"Non Madame la ministre, le télétravail à 100% n'est pas forcément souhaitable [..] !"
Derrière la vague épidémique, la détresse psychologique : la CFDT Cadres alerte.
"Non Madame la ministre, le télétravail à 100% n'est pas forcément souhaitable au regard des situations individuelles !"
par Jérôme Chemin, secrétaire général adjoint de la CFDT Cadres
L’évolution de la crise sanitaire a conduit le gouvernement à durcir le ton sur la mise en télétravail de salariés pour qui cette organisation était possible.

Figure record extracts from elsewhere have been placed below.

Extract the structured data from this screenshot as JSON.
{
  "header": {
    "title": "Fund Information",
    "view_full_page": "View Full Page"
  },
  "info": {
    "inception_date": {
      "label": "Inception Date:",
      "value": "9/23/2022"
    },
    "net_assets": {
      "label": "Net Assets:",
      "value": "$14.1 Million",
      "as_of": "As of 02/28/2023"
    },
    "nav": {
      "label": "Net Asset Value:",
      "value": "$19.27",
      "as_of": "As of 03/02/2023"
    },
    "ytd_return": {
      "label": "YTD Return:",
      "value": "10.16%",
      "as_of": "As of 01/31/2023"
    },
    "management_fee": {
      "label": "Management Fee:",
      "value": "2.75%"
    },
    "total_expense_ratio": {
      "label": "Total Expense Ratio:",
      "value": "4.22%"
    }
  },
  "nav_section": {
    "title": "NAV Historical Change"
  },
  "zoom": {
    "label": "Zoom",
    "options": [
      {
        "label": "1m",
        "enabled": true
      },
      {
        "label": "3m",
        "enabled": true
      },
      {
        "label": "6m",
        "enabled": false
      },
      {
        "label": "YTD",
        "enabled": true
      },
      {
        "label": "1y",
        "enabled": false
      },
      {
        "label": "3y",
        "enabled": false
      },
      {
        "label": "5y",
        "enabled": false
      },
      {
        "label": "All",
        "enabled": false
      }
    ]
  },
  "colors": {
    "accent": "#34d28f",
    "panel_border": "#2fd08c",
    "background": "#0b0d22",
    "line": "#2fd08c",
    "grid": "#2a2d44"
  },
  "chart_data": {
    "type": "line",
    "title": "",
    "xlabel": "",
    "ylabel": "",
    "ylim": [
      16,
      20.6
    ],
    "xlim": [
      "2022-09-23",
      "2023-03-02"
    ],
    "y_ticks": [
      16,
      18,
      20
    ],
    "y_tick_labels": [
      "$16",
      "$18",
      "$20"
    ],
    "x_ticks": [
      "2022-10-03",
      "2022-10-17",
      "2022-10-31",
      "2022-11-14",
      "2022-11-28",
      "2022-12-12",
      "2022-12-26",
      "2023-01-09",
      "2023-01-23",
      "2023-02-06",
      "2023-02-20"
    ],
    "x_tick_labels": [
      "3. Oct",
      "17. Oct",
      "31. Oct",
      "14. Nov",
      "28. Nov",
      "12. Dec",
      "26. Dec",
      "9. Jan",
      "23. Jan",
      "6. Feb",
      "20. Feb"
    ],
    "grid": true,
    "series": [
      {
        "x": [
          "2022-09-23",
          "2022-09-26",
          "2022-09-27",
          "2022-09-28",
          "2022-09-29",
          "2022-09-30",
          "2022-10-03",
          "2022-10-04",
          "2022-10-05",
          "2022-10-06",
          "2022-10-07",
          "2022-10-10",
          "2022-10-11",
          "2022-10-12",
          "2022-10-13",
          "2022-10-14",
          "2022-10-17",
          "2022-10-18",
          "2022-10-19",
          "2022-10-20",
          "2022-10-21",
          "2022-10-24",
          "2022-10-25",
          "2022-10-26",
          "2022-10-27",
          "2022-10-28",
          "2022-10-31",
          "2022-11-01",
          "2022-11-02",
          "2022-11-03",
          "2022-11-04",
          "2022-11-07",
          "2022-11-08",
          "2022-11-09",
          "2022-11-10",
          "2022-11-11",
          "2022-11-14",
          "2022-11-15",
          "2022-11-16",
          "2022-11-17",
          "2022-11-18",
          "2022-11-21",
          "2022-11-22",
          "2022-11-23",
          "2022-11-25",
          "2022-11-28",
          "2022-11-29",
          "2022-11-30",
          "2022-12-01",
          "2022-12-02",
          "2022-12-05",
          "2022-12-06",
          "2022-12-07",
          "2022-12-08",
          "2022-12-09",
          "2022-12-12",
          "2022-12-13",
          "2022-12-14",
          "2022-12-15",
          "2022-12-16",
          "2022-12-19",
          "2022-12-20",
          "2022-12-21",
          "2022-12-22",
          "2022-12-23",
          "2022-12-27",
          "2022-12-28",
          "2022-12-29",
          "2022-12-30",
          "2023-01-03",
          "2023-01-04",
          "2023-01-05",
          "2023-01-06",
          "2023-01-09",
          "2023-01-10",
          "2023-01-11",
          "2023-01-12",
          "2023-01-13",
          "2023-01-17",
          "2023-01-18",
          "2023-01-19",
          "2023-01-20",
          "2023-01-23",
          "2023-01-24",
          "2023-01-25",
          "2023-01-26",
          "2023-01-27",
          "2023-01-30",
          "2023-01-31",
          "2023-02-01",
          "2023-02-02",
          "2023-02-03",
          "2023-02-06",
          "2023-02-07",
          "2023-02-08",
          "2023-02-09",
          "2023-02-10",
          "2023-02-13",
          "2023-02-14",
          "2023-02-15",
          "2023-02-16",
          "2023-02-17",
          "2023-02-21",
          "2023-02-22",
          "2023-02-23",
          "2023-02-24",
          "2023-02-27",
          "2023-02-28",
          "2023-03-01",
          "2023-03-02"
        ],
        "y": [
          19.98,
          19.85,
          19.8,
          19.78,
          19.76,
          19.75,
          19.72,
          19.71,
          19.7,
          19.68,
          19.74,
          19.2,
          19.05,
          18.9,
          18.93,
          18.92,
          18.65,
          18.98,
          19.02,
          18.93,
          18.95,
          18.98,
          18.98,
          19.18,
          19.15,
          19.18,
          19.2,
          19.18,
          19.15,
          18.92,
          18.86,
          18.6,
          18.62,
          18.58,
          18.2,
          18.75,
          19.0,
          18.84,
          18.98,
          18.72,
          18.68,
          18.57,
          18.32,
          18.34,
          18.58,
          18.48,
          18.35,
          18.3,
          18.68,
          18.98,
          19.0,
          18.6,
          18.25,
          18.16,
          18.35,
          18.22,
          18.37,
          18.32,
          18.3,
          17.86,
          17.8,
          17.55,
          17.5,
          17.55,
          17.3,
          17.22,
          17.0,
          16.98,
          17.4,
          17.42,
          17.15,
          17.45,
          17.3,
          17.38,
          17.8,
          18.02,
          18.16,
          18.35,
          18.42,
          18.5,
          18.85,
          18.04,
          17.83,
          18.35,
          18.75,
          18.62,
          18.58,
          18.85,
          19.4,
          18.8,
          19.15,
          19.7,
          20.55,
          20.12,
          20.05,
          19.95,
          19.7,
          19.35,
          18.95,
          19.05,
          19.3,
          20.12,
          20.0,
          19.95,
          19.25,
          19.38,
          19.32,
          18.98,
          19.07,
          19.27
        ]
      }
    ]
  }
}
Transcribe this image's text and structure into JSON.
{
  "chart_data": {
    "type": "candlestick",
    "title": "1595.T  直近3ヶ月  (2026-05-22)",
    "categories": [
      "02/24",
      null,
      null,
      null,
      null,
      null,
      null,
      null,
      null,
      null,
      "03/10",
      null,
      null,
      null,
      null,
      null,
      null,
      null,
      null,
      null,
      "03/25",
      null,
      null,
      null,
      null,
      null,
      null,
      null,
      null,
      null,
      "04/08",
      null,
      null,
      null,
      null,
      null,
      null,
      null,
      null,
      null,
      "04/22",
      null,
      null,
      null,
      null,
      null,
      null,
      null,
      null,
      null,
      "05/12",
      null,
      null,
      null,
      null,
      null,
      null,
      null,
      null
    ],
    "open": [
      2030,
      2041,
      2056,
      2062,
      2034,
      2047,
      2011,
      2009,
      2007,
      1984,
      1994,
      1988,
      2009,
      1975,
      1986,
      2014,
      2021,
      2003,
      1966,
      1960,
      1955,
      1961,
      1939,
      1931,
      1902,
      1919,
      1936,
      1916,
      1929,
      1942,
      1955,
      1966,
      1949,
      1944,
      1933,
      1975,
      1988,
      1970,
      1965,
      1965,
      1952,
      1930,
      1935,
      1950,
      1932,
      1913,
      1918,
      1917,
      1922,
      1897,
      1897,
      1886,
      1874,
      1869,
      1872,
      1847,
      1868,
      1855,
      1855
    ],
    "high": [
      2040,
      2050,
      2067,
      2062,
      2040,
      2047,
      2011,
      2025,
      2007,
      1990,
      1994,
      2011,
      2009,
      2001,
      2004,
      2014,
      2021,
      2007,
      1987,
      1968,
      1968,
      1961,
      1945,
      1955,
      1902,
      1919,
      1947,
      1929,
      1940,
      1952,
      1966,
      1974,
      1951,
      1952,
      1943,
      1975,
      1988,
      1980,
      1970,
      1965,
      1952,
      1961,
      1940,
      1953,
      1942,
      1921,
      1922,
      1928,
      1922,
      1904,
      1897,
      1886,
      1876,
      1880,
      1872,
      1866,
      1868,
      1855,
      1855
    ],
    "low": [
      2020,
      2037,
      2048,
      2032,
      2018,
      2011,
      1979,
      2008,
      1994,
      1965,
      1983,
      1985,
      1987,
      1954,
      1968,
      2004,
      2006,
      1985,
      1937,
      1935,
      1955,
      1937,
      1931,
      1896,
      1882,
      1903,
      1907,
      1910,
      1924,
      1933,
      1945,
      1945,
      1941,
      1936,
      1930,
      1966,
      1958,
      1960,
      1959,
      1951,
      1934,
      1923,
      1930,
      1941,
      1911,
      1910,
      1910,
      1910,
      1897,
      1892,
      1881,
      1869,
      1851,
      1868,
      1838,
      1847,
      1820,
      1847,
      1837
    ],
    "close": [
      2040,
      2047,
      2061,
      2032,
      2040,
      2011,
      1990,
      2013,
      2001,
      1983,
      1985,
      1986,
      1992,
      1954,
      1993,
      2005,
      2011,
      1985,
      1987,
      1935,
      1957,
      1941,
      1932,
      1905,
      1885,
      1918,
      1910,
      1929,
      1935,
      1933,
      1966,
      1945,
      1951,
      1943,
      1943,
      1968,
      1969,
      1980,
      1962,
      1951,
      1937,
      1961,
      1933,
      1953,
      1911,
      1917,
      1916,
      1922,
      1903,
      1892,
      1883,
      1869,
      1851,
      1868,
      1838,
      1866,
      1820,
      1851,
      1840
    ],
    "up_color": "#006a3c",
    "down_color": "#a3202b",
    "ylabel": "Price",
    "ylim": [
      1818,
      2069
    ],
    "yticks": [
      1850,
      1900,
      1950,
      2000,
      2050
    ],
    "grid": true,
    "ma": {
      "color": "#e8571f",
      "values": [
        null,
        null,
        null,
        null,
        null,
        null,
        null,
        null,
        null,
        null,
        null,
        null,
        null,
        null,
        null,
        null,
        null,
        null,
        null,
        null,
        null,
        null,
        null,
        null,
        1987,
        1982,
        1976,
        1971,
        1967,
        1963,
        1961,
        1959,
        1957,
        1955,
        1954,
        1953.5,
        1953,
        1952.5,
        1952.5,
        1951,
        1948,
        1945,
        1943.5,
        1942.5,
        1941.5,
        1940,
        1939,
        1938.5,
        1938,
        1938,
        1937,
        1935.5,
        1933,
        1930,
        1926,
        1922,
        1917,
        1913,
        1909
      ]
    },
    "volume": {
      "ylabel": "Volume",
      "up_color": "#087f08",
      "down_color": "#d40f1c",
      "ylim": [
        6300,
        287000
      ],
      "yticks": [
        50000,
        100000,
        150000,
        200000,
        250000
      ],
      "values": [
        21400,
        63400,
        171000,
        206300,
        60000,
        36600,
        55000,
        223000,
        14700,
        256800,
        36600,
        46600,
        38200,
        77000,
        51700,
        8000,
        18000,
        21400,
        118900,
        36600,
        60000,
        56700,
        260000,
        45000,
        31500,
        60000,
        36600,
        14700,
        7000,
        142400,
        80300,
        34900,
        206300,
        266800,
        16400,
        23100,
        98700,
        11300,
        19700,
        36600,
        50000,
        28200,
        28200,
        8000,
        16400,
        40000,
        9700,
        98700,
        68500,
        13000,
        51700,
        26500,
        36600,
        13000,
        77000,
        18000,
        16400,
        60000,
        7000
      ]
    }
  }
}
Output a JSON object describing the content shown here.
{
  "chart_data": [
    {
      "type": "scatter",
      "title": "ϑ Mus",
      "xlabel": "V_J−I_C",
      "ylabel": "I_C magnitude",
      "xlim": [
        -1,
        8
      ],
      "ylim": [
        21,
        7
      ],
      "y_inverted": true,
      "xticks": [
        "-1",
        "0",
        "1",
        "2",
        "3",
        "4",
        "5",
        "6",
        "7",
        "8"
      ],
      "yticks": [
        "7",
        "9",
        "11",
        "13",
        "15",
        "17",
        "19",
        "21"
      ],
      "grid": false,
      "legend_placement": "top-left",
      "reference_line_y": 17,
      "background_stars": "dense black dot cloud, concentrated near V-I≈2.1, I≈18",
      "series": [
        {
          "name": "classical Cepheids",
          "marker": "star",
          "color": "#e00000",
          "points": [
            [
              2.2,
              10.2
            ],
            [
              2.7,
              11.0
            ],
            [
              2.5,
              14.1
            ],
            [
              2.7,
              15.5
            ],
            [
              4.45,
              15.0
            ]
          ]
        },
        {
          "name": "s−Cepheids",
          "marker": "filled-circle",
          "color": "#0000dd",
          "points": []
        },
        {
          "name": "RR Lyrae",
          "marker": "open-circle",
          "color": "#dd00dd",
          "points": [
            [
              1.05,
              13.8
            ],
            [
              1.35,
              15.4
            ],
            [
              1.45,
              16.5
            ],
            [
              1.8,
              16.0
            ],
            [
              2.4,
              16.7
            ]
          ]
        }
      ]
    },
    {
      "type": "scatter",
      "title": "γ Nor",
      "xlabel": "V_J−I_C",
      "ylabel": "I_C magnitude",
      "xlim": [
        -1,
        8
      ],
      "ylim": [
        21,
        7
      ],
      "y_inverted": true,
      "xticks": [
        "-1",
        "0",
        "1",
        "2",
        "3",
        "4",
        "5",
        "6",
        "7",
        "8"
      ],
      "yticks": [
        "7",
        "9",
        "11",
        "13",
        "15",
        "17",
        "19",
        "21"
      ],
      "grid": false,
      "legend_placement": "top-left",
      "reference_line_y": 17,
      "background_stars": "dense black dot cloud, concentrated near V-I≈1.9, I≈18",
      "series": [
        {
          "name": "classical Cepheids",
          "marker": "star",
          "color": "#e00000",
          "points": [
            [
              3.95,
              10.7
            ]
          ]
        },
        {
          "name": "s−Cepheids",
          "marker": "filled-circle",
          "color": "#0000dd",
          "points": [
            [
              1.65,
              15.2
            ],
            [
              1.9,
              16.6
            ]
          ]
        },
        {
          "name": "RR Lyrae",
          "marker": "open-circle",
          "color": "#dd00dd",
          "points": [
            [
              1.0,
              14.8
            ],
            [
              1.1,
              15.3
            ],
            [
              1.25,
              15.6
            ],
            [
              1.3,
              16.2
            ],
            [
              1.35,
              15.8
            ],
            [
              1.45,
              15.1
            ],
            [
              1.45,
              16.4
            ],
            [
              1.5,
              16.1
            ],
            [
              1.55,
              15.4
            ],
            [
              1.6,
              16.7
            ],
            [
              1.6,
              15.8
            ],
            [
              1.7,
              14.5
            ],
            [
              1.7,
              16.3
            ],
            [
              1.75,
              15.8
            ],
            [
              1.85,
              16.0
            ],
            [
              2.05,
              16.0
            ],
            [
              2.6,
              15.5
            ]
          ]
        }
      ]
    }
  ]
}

Elisabeth Borne, ministre du Travail, de l'Emploi et de l'Insertion, a déclaré à plusieurs reprises que le gouvernement serait prêt à sanctionner les entreprises qui ne jouent pas le jeu. Mais de quelles sanctions s’agit-il ? Rappelons en effet qu’aucun texte de loi ne peut contraindre une entreprise à mettre ses salariés en télétravail. À l’inverse, l’employeur peut l’imposer par le biais de l'article L1222-11 : « En cas de circonstances exceptionnelles, notamment de menace d'épidémie, ou en cas de force majeure, la mise en œuvre du télétravail peut être considérée comme un aménagement du poste de travail rendu nécessaire pour permettre la continuité de l'activité de l'entreprise et garantir la protection des salariés. »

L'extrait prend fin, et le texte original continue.